Conversely, take any sequence of length $n-1$ containing exactly $i-1$ symbols $L$ and $n-i$ symbols $R$. Starting from position $i$, perform the indicated extensions one by one. Because there are exactly as many $L$ symbols as left squares and exactly as many $R$ symbols as right squares, the process fills the whole strip. At each stage the next square is adjacent to the current interval, so the construction is admissible.
Thus admissible fillings with $1$ in position $i$ are in one-to-one correspondence with sequences containing $i-1$ symbols $L$ and $n-i$ symbols $R$.
The number of such sequences is
$$\binom{n-1}{i-1}.$$
Therefore the total number of admissible fillings is
$$a_n = \sum_{i=1}^{n} \binom{n-1}{i-1}.$$
Setting $j=i-1$ gives
$$a_n = \sum_{j=0}^{n-1} \binom{n-1}{j}.$$
By the binomial theorem,
$$\sum_{j=0}^{n-1} \binom{n-1}{j} = (1+1)^{n-1} = 2^{,n-1}.$$
Hence the number of admissible fillings is
$$\boxed{2^{,n-1}}.$$
Verification of Key Steps
The first delicate step is the claim that the occupied squares always form an interval. A careless argument might assume this without proof. The inductive verification shows that if the occupied set is $[L,R]$, every square adjacent to it lies at one of its ends. No interior gap can ever be created.

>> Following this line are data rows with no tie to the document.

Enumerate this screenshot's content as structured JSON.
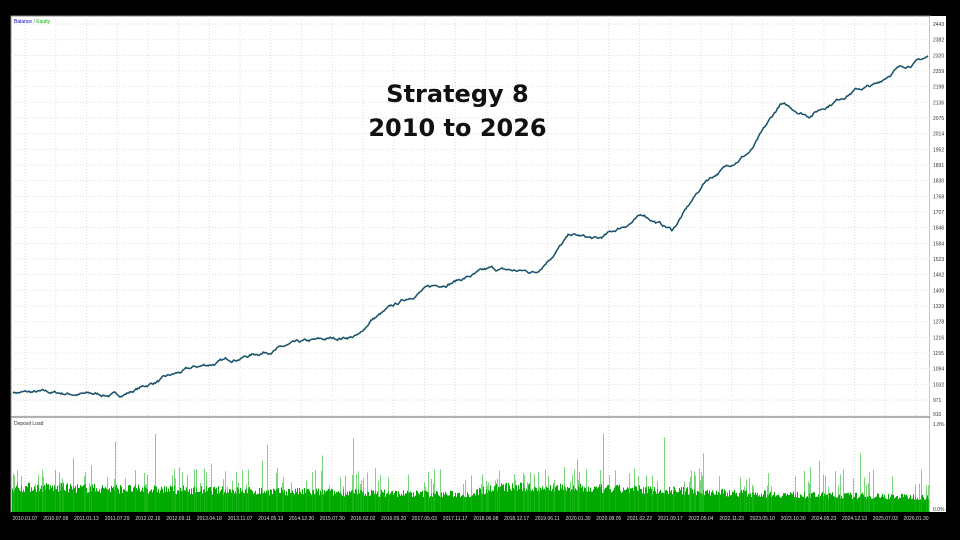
{
  "overlay": {
    "line1": "Strategy 8",
    "line2": "2010 to 2026"
  },
  "chart_data": [
    {
      "type": "line",
      "legend": {
        "items": [
          {
            "name": "Balance",
            "color": "#0000c0"
          },
          {
            "name": "Equity",
            "color": "#00b000"
          }
        ],
        "separator": " / ",
        "placement": "top-left"
      },
      "y_ticks": [
        2443,
        2382,
        2320,
        2259,
        2198,
        2136,
        2075,
        2014,
        1952,
        1891,
        1830,
        1768,
        1707,
        1646,
        1584,
        1523,
        1462,
        1400,
        1339,
        1278,
        1216,
        1155,
        1094,
        1032,
        971,
        910
      ],
      "ylim": [
        910,
        2443
      ],
      "x_ticks": [
        "2010.01.07",
        "2010.07.08",
        "2011.01.13",
        "2011.07.29",
        "2012.02.16",
        "2012.09.11",
        "2013.04.18",
        "2013.11.07",
        "2014.05.13",
        "2014.12.30",
        "2015.07.30",
        "2016.02.02",
        "2016.09.20",
        "2017.05.03",
        "2017.11.17",
        "2018.06.08",
        "2018.12.17",
        "2019.06.11",
        "2020.01.30",
        "2020.08.05",
        "2021.02.22",
        "2021.09.17",
        "2022.05.04",
        "2022.11.23",
        "2023.05.10",
        "2023.10.30",
        "2024.05.23",
        "2024.12.13",
        "2025.07.03",
        "2026.01.30"
      ],
      "grid": true,
      "series": [
        {
          "name": "Balance",
          "color": "#1f3f8f",
          "points": [
            [
              2010.0,
              1002
            ],
            [
              2011.9,
              990
            ],
            [
              2012.6,
              1050
            ],
            [
              2013.2,
              1096
            ],
            [
              2014.9,
              1186
            ],
            [
              2016.1,
              1225
            ],
            [
              2016.3,
              1284
            ],
            [
              2017.2,
              1402
            ],
            [
              2018.4,
              1480
            ],
            [
              2019.2,
              1472
            ],
            [
              2019.8,
              1617
            ],
            [
              2020.3,
              1597
            ],
            [
              2021.1,
              1695
            ],
            [
              2021.6,
              1636
            ],
            [
              2022.2,
              1832
            ],
            [
              2023.0,
              1950
            ],
            [
              2023.5,
              2126
            ],
            [
              2024.0,
              2087
            ],
            [
              2024.8,
              2185
            ],
            [
              2025.2,
              2204
            ],
            [
              2025.5,
              2263
            ],
            [
              2026.1,
              2314
            ]
          ]
        }
      ]
    },
    {
      "type": "bar",
      "title": "Deposit Load",
      "color": "#00aa00",
      "y_ticks": [
        "1.8%",
        "0.0%"
      ],
      "ylim": [
        0,
        1.8
      ],
      "base_level_percent": [
        [
          2010.0,
          0.5
        ],
        [
          2018.0,
          0.35
        ],
        [
          2018.5,
          0.5
        ],
        [
          2021.0,
          0.45
        ],
        [
          2023.5,
          0.35
        ],
        [
          2026.1,
          0.3
        ]
      ],
      "spike_max_percent": 1.6
    }
  ]
}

The second delicate step is the bijection for fixed starting position $i$. One direction associates to a filling the sequence of left and right expansions. The reverse direction must also be checked. Given any sequence with $i-1$ symbols $L$ and $n-i$ symbols $R$, the interval never runs out of available squares prematurely. After $m$ left expansions, exactly the $m$ nearest squares to the left of $i$ have been occupied, so another left expansion is possible precisely until all $i-1$ left squares have been used. The same holds on the right. Thus every such sequence produces a valid filling.
A third possible source of error is counting. For fixed $i$, the process is not counted by $2^{n-1}$, because the numbers of left and right expansions are prescribed. The correct count is the number of placements of the $i-1$ left expansions among the $n-1$ steps, namely $\binom{n-1}{i-1}$.
Alternative Approaches
One may encode a filling directly by the position of $1$ together with the set of times at which the interval expands to the left. If $1$ is in position $i$, exactly $i-1$ left expansions occur. Choosing the moments of those expansions among the $n-1$ steps gives $\binom{n-1}{i-1}$ possibilities. Summing over all $i$ again yields
$$\sum_{i=1}^{n}\binom{n-1}{i-1}=2^{n-1}.$$
Another viewpoint is to reconstruct the process backward. In the final strip, the square containing $n$ must be an end of the occupied interval, hence an end square of the strip. Removing $n$, then $n-1$, and so on, successively removes end squares. The sequence of choices of left end or right end has length $n-1$, giving $2^{n-1}$ possibilities. This argument is shorter, but the interval-growth description makes the bijection with binary choices completely transparent.